As you can see, I divided the overarching themes of the comments into five categories:
- Orange: ‘other’ or ‘miscellaneous’
- Green: to explore/experience new worlds/imaginations
- Blue: escapism
- Red: for anxiety or stress relief (also just pure relaxation)
- Yellow: to learn either about different subjects, to gain knowledge of humanity, how to write, etc.
Some answers had overlaps to different categories, but the chart shows that 29.3% of respondents read because of their love of learning. How wonderful is that? This was a tie with 29.3% of answers also demonstrating their love of reading to escape this world and be within the next. The difference between ‘escapism’ and ‘to experience/explore’ was the ways in which people wrote their answers, for instance, those who read to escape would say so emphatically; whilst those who read to explore new worlds wrote that or thereabouts. For example, @Comfort_Reads tweeted: ”It’s my way of exploring the world without leaving my bedroom’. This was then categorised as ‘to explore/experience’ instead of ‘to escape’. I hope that makes sense! But I just thought that this was absolutely fascinating, and also kind of awesome in the sense that we all come together because of our love of books and of reading.

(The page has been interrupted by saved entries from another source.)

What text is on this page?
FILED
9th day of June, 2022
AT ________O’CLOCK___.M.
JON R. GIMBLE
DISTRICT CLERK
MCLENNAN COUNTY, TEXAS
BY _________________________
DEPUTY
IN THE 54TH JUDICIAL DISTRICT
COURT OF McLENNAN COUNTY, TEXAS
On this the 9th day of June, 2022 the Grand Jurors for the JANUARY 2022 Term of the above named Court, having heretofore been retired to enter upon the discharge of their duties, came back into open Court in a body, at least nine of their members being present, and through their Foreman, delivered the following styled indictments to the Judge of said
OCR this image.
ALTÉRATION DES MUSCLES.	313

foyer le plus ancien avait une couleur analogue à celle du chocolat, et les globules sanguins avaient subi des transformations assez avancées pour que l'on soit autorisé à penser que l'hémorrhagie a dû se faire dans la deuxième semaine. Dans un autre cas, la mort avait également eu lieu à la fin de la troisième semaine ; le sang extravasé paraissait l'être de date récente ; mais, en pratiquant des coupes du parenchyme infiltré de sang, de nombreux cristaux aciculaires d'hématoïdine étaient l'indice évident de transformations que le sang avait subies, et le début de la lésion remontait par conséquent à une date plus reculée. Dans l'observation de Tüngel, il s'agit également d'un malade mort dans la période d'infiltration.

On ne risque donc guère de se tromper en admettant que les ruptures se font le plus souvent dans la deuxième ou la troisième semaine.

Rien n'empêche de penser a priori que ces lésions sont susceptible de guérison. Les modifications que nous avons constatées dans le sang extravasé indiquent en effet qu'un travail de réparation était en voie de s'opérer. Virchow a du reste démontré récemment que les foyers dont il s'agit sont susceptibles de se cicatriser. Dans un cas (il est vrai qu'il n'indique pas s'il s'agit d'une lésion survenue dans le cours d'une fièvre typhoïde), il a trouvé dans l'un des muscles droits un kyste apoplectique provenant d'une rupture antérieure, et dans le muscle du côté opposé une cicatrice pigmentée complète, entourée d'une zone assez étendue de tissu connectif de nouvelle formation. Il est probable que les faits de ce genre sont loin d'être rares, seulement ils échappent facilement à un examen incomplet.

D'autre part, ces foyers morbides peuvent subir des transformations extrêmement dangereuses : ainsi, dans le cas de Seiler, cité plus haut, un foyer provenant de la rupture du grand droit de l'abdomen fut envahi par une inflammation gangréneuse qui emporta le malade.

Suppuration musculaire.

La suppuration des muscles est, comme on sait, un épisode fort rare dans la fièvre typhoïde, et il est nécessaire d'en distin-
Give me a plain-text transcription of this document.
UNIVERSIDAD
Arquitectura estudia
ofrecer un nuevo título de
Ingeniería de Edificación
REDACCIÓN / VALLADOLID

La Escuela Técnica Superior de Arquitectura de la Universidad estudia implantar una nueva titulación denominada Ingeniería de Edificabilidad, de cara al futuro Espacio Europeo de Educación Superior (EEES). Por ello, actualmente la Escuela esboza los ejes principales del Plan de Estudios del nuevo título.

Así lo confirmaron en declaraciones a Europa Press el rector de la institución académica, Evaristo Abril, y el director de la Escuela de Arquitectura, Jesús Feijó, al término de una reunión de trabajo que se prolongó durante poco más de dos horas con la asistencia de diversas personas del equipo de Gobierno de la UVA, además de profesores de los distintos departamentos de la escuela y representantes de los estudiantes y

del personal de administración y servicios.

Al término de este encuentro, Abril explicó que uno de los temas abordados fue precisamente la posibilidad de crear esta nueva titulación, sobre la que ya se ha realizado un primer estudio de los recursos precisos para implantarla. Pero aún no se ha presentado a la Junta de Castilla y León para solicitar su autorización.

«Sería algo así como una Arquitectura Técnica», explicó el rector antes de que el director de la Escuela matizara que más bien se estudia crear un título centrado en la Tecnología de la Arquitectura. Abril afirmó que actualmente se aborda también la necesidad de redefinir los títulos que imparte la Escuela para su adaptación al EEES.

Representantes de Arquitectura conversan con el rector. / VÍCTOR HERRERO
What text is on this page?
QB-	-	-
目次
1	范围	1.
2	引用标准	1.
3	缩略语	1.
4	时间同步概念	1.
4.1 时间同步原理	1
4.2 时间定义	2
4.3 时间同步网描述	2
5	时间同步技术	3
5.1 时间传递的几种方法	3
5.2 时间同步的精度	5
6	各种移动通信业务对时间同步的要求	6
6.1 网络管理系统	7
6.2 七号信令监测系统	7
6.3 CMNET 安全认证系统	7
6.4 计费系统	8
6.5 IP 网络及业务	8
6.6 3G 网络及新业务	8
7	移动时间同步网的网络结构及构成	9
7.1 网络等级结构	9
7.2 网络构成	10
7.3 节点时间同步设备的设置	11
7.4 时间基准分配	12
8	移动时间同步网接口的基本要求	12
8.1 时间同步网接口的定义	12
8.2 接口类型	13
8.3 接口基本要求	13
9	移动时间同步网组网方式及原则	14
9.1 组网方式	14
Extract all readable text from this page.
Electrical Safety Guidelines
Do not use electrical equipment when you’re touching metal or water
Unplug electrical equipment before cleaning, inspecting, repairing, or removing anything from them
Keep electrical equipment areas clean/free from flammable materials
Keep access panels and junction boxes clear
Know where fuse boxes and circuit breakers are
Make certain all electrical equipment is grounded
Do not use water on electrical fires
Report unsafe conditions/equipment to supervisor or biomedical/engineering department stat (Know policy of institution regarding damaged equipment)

Legitimately, this post was super fun but also exhausting to write. I adore how reading and books bring all sorts of people together, and I love that we can discuss it openly and without judgement. I think I would maybe like to do more posts about mental health in the bookish community, so if you have any ideas or if you want to collab on something, DM me on twitter and let me know! I hope this was enjoyable for you, or that it related to you in some way. I am completely of the mind that we need to speak and be more vocal about mental health in order to aid in the deconstruction of the stigma which surrounds it, so doing this is cathartic for me – but I also want you to know that I am here for you if you ever need me. Seriously.